The United States isn't shitty because it's capitalist, it's shitty because we, Americans, are awful people.
Well, Finland is also one of the most sparsely populated nations in Europe. Northern Michigan has a lot of Finnish people, or, at least it did a generation ago. Most now are probably second generation. I remember stopping to ask for directions once and the guy kept saying vasee-maleh to me, and I only found out later that he was telling me to go left, in Finnish, assuming that I must have known how to understand Finnish. But I digress.
I think here in the USA, we have two groups, the right and the left, and that's where most of the movers and shakers fit in, and those two groups have little overlap. The right sees any social program as socialism, like it might as well be Stalinism. Often times, the left will come forward with a proposal like, "maybe we should look into these bump stocks," and the far right takes that as "they're going to take away all of our guns!"

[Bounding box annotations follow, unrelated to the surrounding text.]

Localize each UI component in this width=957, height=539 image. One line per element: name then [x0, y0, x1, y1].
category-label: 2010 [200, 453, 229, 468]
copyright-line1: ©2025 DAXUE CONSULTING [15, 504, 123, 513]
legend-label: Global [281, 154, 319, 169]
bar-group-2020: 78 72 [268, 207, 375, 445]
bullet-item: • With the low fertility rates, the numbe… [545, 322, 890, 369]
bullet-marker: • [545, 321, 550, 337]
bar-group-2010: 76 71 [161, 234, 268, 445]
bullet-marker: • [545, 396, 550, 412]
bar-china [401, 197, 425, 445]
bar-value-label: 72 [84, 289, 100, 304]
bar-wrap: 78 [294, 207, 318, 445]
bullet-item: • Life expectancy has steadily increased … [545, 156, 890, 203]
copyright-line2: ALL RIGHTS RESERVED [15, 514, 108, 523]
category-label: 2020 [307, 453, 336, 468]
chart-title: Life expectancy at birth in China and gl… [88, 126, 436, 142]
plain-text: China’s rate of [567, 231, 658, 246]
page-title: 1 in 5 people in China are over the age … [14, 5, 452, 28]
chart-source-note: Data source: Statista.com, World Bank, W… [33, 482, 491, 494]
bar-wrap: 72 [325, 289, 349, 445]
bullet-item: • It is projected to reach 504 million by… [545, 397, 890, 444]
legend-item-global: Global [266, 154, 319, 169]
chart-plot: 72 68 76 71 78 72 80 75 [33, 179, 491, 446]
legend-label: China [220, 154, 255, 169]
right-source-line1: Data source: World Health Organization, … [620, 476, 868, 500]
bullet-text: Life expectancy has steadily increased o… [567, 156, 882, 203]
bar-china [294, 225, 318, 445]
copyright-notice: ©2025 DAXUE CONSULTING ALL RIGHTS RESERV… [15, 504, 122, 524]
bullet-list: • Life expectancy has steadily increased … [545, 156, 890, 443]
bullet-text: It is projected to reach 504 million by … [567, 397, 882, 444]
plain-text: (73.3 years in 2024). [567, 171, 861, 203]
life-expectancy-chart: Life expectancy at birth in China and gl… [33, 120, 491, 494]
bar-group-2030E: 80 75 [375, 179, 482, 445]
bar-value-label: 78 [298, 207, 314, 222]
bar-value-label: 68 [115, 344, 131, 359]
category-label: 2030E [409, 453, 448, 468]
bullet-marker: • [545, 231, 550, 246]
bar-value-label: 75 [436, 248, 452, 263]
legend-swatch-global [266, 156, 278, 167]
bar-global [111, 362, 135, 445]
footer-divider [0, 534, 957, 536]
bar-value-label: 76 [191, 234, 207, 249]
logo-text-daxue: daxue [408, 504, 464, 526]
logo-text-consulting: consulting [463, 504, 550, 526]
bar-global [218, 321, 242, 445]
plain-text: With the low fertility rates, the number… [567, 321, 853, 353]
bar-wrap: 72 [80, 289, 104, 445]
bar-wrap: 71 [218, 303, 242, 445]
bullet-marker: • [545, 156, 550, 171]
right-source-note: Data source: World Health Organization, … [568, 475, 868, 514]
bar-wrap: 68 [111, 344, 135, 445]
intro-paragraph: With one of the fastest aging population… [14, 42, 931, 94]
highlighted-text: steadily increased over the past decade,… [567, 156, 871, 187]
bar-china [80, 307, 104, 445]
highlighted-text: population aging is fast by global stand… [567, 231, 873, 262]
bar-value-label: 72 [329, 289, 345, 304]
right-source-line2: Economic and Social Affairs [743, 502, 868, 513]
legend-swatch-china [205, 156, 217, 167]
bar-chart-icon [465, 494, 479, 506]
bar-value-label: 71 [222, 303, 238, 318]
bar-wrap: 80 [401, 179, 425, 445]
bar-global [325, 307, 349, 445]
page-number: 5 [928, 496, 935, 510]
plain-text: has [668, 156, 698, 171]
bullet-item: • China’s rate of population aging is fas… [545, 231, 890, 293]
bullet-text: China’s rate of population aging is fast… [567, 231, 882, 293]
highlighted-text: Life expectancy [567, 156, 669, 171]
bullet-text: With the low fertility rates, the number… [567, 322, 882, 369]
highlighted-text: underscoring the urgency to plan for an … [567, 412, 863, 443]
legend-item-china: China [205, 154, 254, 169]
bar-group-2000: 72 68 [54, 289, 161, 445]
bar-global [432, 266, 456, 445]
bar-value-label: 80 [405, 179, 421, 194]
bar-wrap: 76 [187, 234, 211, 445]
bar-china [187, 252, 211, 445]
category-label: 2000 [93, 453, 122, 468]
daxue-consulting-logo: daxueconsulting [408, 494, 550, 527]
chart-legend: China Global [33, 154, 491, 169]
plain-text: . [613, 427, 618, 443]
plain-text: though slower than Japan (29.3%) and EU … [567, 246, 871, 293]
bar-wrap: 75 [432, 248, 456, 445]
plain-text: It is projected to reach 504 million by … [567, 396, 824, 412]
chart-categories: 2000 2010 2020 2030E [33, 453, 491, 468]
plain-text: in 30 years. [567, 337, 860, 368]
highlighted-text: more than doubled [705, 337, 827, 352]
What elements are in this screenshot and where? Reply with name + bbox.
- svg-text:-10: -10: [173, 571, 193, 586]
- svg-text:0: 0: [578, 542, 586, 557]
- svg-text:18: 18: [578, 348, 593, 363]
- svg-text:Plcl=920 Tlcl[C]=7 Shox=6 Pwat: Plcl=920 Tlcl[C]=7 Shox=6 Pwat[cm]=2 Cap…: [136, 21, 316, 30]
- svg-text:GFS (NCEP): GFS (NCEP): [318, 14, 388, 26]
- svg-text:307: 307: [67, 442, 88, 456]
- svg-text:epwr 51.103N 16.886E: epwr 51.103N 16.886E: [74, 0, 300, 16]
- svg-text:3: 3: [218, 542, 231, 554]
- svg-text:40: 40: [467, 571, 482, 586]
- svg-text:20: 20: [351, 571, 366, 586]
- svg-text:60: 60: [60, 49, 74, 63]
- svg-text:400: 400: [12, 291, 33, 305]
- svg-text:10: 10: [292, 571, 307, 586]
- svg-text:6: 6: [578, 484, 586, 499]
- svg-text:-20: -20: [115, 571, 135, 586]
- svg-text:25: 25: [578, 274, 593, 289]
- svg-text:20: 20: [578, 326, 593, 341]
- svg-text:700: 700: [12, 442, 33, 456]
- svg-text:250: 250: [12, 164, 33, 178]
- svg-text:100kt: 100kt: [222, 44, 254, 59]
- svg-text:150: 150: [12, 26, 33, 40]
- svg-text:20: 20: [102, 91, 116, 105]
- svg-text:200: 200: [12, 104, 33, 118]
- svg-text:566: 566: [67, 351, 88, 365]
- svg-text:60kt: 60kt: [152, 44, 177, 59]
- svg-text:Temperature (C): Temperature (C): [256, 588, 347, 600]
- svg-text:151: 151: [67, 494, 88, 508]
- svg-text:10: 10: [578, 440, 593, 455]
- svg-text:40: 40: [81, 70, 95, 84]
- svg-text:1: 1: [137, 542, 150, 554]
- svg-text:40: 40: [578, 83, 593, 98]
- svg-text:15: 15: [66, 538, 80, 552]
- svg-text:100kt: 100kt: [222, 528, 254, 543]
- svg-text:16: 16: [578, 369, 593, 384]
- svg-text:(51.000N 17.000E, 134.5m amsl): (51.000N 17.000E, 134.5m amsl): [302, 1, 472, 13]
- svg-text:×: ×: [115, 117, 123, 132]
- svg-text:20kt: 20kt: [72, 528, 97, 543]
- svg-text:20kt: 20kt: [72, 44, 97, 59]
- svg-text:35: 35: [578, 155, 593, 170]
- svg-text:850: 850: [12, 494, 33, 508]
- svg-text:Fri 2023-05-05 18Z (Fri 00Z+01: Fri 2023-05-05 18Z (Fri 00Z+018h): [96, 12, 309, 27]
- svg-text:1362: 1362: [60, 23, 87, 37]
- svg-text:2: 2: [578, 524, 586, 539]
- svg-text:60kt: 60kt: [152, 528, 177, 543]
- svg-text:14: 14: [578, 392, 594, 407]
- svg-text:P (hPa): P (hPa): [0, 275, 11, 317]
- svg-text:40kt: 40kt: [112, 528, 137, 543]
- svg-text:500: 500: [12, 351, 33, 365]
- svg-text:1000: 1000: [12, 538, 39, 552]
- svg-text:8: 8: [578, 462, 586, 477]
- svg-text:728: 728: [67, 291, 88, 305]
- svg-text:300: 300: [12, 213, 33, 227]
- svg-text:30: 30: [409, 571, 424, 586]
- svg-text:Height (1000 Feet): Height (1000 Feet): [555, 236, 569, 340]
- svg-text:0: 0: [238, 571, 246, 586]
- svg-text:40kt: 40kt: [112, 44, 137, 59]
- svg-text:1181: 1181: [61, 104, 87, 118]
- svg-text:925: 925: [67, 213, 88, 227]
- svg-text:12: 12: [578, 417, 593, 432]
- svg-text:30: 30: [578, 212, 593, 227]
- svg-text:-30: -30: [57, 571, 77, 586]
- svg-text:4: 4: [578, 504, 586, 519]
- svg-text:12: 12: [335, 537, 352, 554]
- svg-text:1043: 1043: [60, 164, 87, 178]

IDK, I think you're 100% right on point, though. We have too many assholes here and those assholes have too much freedom to shit all over everyone. In a nation that prides itself on allowing people the freedom to be an asshole all they want so long as they don't shit all over someone else, it makes every situation a little difficult to control.
Meanwhile, I'm living out here in northeastern Vermont. The population density here is such that I might as well live on the moon. And I love it. Everyone knows everyone else, so it makes stuff like road rage practically disappear. If Mr. Haney cuts me off on the way to work, I know I'll see him at bowling Tuesday night and he can apologize.
Finland is also ranked 35th on the list of countries by suicide rate.